Your condition seems to be more easily stated as $x_n \le p_n$, where $p_n$ is the $n$th prime. By König's Lemma, your first question is equivalent to asking whether there are arbitrarily long sequences which avoid a 3-AP, and if (as one ought to suspect) there aren't, we will be able to confirm this with a finite case analysis.
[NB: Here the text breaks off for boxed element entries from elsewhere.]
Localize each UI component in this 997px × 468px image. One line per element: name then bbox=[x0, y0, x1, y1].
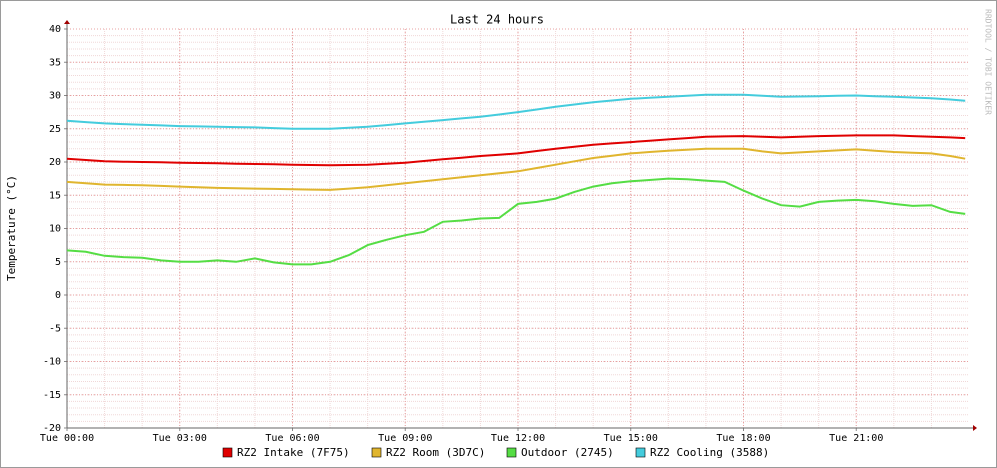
legend-swatch bbox=[371, 447, 382, 458]
y-tick-label: -5 bbox=[49, 323, 61, 334]
legend-swatch bbox=[635, 447, 646, 458]
y-tick-label: 40 bbox=[49, 24, 61, 35]
legend-label: RZ2 Cooling (3588) bbox=[650, 446, 769, 459]
series-line bbox=[66, 134, 966, 167]
y-tick-label: 25 bbox=[49, 124, 61, 135]
chart-title: Last 24 hours bbox=[450, 13, 544, 27]
y-tick-label: 30 bbox=[49, 91, 61, 102]
y-tick-label: -10 bbox=[43, 357, 61, 368]
y-tick-label: 20 bbox=[49, 157, 61, 168]
y-tick-label: 5 bbox=[55, 257, 61, 268]
legend-label: RZ2 Room (3D7C) bbox=[386, 446, 485, 459]
x-tick-label: Tue 06:00 bbox=[265, 433, 319, 444]
x-tick-label: Tue 03:00 bbox=[153, 433, 207, 444]
y-tick-label: 35 bbox=[49, 57, 61, 68]
x-tick-label: Tue 15:00 bbox=[604, 433, 658, 444]
series-line bbox=[66, 147, 966, 191]
y-tick-label: 10 bbox=[49, 224, 61, 235]
legend-swatch bbox=[222, 447, 233, 458]
series-line bbox=[66, 93, 966, 130]
y-tick-label: -15 bbox=[43, 390, 61, 401]
x-tick-label: Tue 18:00 bbox=[716, 433, 770, 444]
y-tick-label: 15 bbox=[49, 190, 61, 201]
y-axis-label: Temperature (°C) bbox=[5, 175, 18, 281]
legend-swatch bbox=[506, 447, 517, 458]
axis-arrow bbox=[973, 425, 977, 431]
series-line bbox=[66, 177, 966, 266]
axis-arrow bbox=[64, 20, 70, 24]
legend-label: RZ2 Intake (7F75) bbox=[237, 446, 350, 459]
x-tick-label: Tue 00:00 bbox=[40, 433, 94, 444]
watermark: RRDTOOL / TOBI OETIKER bbox=[984, 9, 993, 115]
x-tick-label: Tue 09:00 bbox=[378, 433, 432, 444]
y-tick-label: 0 bbox=[55, 290, 61, 301]
x-tick-label: Tue 12:00 bbox=[491, 433, 545, 444]
y-tick-label: -20 bbox=[43, 423, 61, 434]
x-tick-label: Tue 21:00 bbox=[829, 433, 883, 444]
legend-label: Outdoor (2745) bbox=[521, 446, 614, 459]
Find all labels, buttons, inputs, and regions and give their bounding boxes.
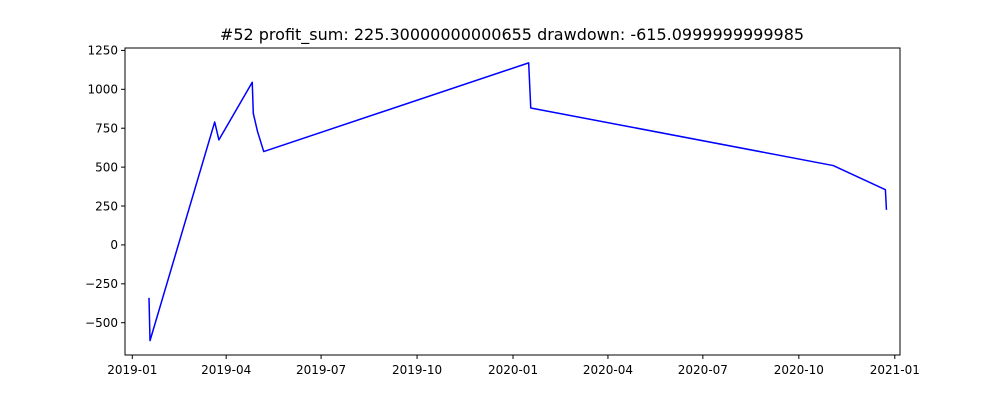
series-line-0	[148, 62, 888, 342]
axes: −500 −250 0 250 500 750 1000 1250 2019-01 2019-04…	[85, 44, 920, 377]
chart-title: #52 profit_sum: 225.30000000000655 drawd…	[220, 25, 804, 45]
y-tick-label: −250	[85, 277, 118, 291]
y-tick-label: 250	[95, 199, 118, 213]
y-tick-label: 500	[95, 160, 118, 174]
x-tick-label: 2020-01	[488, 363, 538, 377]
axes-frame	[124, 47, 901, 356]
x-tick-label: 2020-07	[678, 363, 728, 377]
x-tick-label: 2021-01	[870, 363, 920, 377]
x-tick-label: 2019-04	[201, 363, 251, 377]
plot-area	[148, 62, 888, 342]
y-tick-label: 1000	[87, 83, 118, 97]
y-tick-label: −500	[85, 316, 118, 330]
x-tick-label: 2020-04	[583, 363, 633, 377]
y-tick-label: 750	[95, 122, 118, 136]
x-tick-label: 2019-01	[107, 363, 157, 377]
x-tick-label: 2020-10	[774, 363, 824, 377]
x-tick-label: 2019-10	[392, 363, 442, 377]
y-tick-label: 1250	[87, 44, 118, 58]
y-tick-label: 0	[110, 238, 118, 252]
x-tick-label: 2019-07	[296, 363, 346, 377]
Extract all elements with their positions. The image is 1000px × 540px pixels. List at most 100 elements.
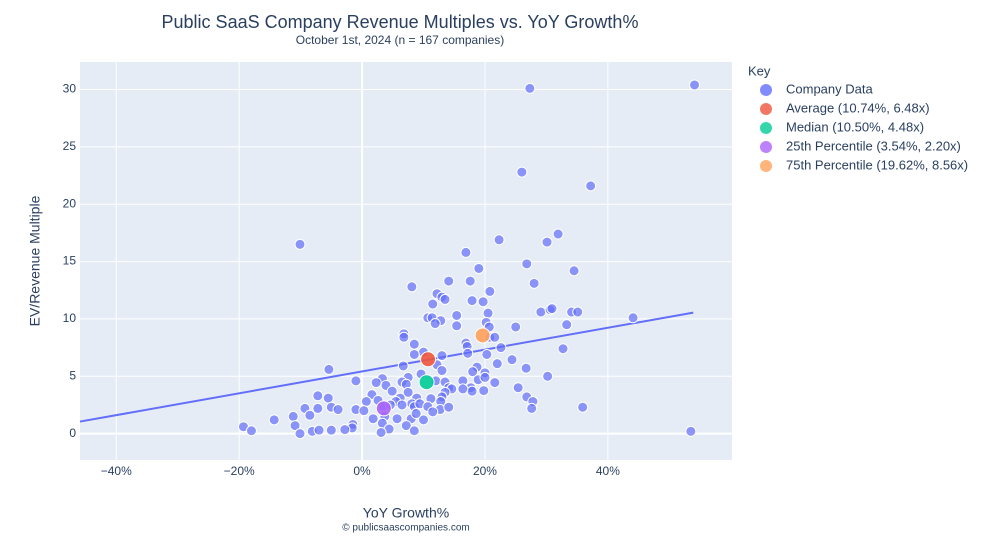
data-point	[408, 425, 420, 437]
data-point	[466, 295, 478, 307]
data-point	[577, 401, 589, 413]
data-point	[418, 374, 435, 391]
y-tick-label: 15	[63, 254, 77, 268]
y-tick-label: 30	[63, 82, 77, 96]
legend-label: 25th Percentile (3.54%, 2.20x)	[786, 138, 961, 153]
data-point	[457, 383, 469, 395]
data-point	[516, 166, 528, 178]
data-point	[464, 275, 476, 287]
data-point	[386, 385, 398, 397]
legend: Company Data Average (10.74%, 6.48x) Media…	[760, 81, 968, 172]
data-point	[568, 265, 580, 277]
data-point	[524, 82, 536, 94]
data-point	[535, 306, 547, 318]
y-tick-label: 0	[69, 426, 76, 440]
data-point	[398, 331, 410, 343]
data-point	[477, 296, 489, 308]
data-point	[443, 401, 455, 413]
y-tick-label: 20	[63, 196, 77, 210]
y-tick-label: 10	[63, 311, 77, 325]
data-point	[312, 402, 324, 414]
x-axis-label: YoY Growth%	[363, 505, 449, 521]
data-point	[506, 354, 518, 366]
data-point	[439, 293, 451, 305]
data-point	[489, 377, 501, 389]
data-point	[526, 402, 538, 414]
data-point	[451, 309, 463, 321]
data-point	[268, 414, 280, 426]
x-tick-label: −40%	[101, 464, 132, 478]
data-point	[436, 350, 448, 362]
data-point	[287, 410, 299, 422]
data-point	[325, 424, 337, 436]
grid	[80, 62, 732, 460]
data-point	[245, 425, 257, 437]
chart-title: Public SaaS Company Revenue Multiples vs…	[162, 12, 639, 32]
data-point	[542, 370, 554, 382]
data-point	[396, 399, 408, 411]
data-point	[572, 306, 584, 318]
data-point	[510, 321, 522, 333]
data-point	[512, 382, 524, 394]
data-point	[402, 386, 414, 398]
legend-label: Median (10.50%, 4.48x)	[786, 119, 924, 134]
legend-marker	[760, 122, 772, 134]
legend-marker	[760, 103, 772, 115]
data-point	[489, 331, 501, 343]
data-point	[689, 79, 701, 91]
data-point	[552, 228, 564, 240]
data-point	[481, 348, 493, 360]
data-point	[408, 348, 420, 360]
y-tick-label: 25	[63, 139, 77, 153]
data-point	[312, 390, 324, 402]
data-point	[332, 404, 344, 416]
plot-area	[80, 62, 732, 460]
data-point	[520, 362, 532, 374]
chart-subtitle: October 1st, 2024 (n = 167 companies)	[296, 33, 504, 47]
x-tick-label: 40%	[596, 464, 620, 478]
data-point	[627, 312, 639, 324]
data-point	[420, 351, 437, 368]
data-point	[491, 358, 503, 370]
data-point	[474, 327, 491, 344]
data-point	[289, 420, 301, 432]
data-point	[406, 281, 418, 293]
data-point	[322, 392, 334, 404]
data-point	[370, 377, 382, 389]
data-point	[493, 234, 505, 246]
data-point	[358, 405, 370, 417]
data-point	[339, 424, 351, 436]
data-point	[521, 258, 533, 270]
data-point	[436, 365, 448, 377]
data-point	[585, 180, 597, 192]
data-point	[473, 262, 485, 274]
data-point	[375, 426, 387, 438]
data-point	[294, 428, 306, 440]
data-point	[350, 375, 362, 387]
data-point	[466, 385, 478, 397]
data-point	[479, 371, 491, 383]
x-tick-label: 20%	[473, 464, 497, 478]
data-point	[427, 406, 439, 418]
data-point	[294, 238, 306, 250]
trend-line	[79, 311, 694, 423]
legend-marker	[760, 84, 772, 96]
data-point	[410, 408, 422, 420]
data-point	[541, 236, 553, 248]
legend-label: Company Data	[786, 81, 873, 96]
data-point	[462, 347, 474, 359]
footer: © publicsaascompanies.com	[342, 523, 469, 534]
data-point	[304, 409, 316, 421]
data-point	[360, 396, 372, 408]
x-tick-label: −20%	[224, 464, 255, 478]
data-point	[313, 424, 325, 436]
data-point	[400, 420, 412, 432]
data-point	[375, 400, 392, 417]
data-point	[451, 320, 463, 332]
legend-title: Key	[748, 63, 771, 78]
data-point	[391, 413, 403, 425]
data-point	[561, 319, 573, 331]
legend-label: 75th Percentile (19.62%, 8.56x)	[786, 157, 968, 172]
data-point	[460, 246, 472, 258]
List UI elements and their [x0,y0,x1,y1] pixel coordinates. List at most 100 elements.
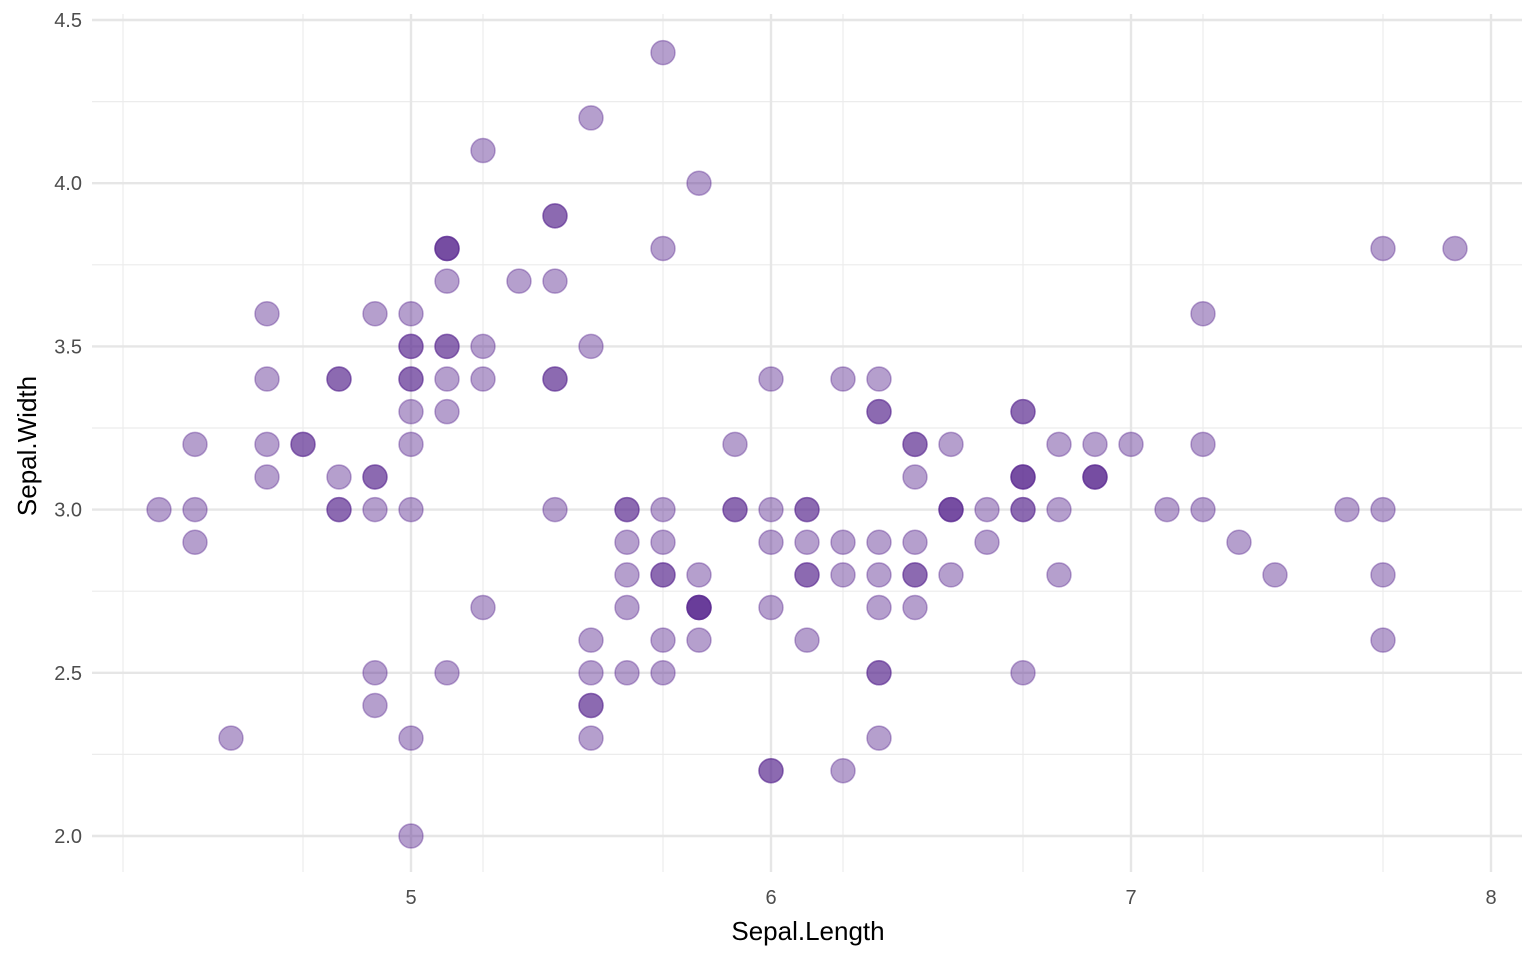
data-point [146,496,172,523]
y-tick-label: 3.0 [54,500,82,522]
data-point [686,594,712,621]
data-point [1190,301,1216,327]
data-point [542,268,568,294]
data-point [794,529,820,555]
data-point [866,660,892,686]
data-point [722,431,748,458]
data-point [1082,464,1108,490]
data-point [542,203,568,229]
data-point [398,496,424,523]
data-point [1370,627,1396,653]
data-point [578,692,604,719]
data-point [578,627,604,653]
data-point [830,757,856,784]
data-point [1370,496,1396,523]
data-point [326,464,352,490]
data-point [578,692,604,719]
data-point [182,431,208,458]
data-point [1262,562,1288,588]
y-tick-label: 4.0 [54,173,82,195]
y-axis-ticks: 2.0 2.5 3.0 3.5 4.0 4.5 [54,10,82,848]
data-point [434,366,460,392]
data-point [1082,431,1108,458]
data-point [362,660,388,686]
x-axis-ticks: 5 6 7 8 [405,887,1496,909]
data-point [650,627,676,653]
data-point [398,366,424,392]
data-point [362,301,388,327]
data-point [434,235,460,262]
data-point [542,496,568,523]
data-point [362,464,388,490]
data-point [650,529,676,555]
data-point [254,366,280,392]
data-point [182,529,208,555]
data-point [614,496,640,523]
data-point [362,496,388,523]
data-point [650,660,676,686]
data-point [614,562,640,588]
data-point [902,431,928,458]
data-point [578,105,604,131]
data-point [470,366,496,392]
data-point [686,562,712,588]
data-point [578,725,604,751]
data-point [614,660,640,686]
data-point [254,301,280,327]
data-point [650,496,676,523]
data-point [578,333,604,360]
data-point [938,562,964,588]
data-point [1010,496,1036,523]
data-point [398,333,424,360]
data-point [686,594,712,621]
data-point [758,366,784,392]
data-point [1370,235,1396,262]
data-point [1046,562,1072,588]
data-point [866,366,892,392]
data-point [722,496,748,523]
data-point [398,301,424,327]
data-point [902,562,928,588]
data-point [542,366,568,392]
data-point [1442,235,1468,262]
data-point [614,496,640,523]
data-point [758,529,784,555]
data-point [794,496,820,523]
data-point [758,757,784,784]
data-point [794,627,820,653]
data-point [434,333,460,360]
data-point [686,170,712,196]
data-point [398,431,424,458]
data-point [866,660,892,686]
data-point [794,562,820,588]
data-point [434,235,460,262]
data-point [470,333,496,360]
data-point [938,496,964,523]
data-point [218,725,244,751]
data-point [1010,398,1036,425]
data-point [902,594,928,621]
x-tick-label: 7 [1125,887,1136,909]
data-point [1118,431,1144,458]
data-point [1190,496,1216,523]
data-point [866,398,892,425]
data-point [434,333,460,360]
x-tick-label: 8 [1485,887,1496,909]
data-point [614,594,640,621]
data-point [254,431,280,458]
data-point [398,398,424,425]
data-point [1010,464,1036,490]
data-point [758,496,784,523]
data-point [686,594,712,621]
data-point [1226,529,1252,555]
data-point [398,823,424,849]
data-point [326,366,352,392]
data-point [542,203,568,229]
data-point [938,431,964,458]
data-point [434,268,460,294]
data-point [650,562,676,588]
data-point [1010,398,1036,425]
data-point [974,529,1000,555]
data-point [326,496,352,523]
data-point [1082,464,1108,490]
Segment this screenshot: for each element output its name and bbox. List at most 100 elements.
We can assume without loss of generality that $x_1 = 1$.

primes:
2,3,5,7,11,13,17,19,23,29,31,37,41,43
maximal sequences:
1,2,4,5,10,11,13,14,X
1,2,4,5,10,11,14,X
1,2,4,5,10,12,13,17,X
1,2,4,5,10,12,17,X
1,2,4,5,10,13,14,17,X
1,2,4,5,10,13,17,X
1,2,4,5,11,12,14,15,X
1,2,4,5,11,12,14,X
1,2,4,5,11,12,15,16,X
1,2,4,5,11,12,16,X
1,2,4,5,11,13,14,16,X
1,2,4,5,11,13,14,19,X
1,2,4,5,11,13,16,X
1,2,4,7, 8,11,16,17,19,29,X
1,2,4,7, 8,11,16,17,22,29,X
1,2,4,7, 8,11,16,19,23,26,X
1,2,4,7, 8,11,16,19,23,29,X
1,2,4,7, 8,11,17,19,22,24,28,35,38,X
1,2,4,7, 8,11,17,19,22,28,29,35,38,X
1,2,4,7, 8,11,17,19,22,29,X
1,2,4,7, 9,X
1,2,4,7,11,X
1,2,5,6,X
1,2,5,7,10,11,14,16,20,28,X
1,2,5,7,10,11,16,18,23,24,X
1,2,5,7,11,X
1,3,4,6,10,12,13,15,X
1,3,4,6,10,12,15,X
1,3,4,6,10,13,15,18,X

So in fact there are no 3-AP free sequences $x_1, ..., x_{14}$ such that for each $n$ we have $x_n \le p_n$, which answers your first question. Your second question is an open problem.

Answer 3

Meanwhile, this question has been answered in the positive. -- See

Thomas F. Bloom, Olof Sisask: Breaking the logarithmic barrier in Roth's theorem on arithmetic progressions.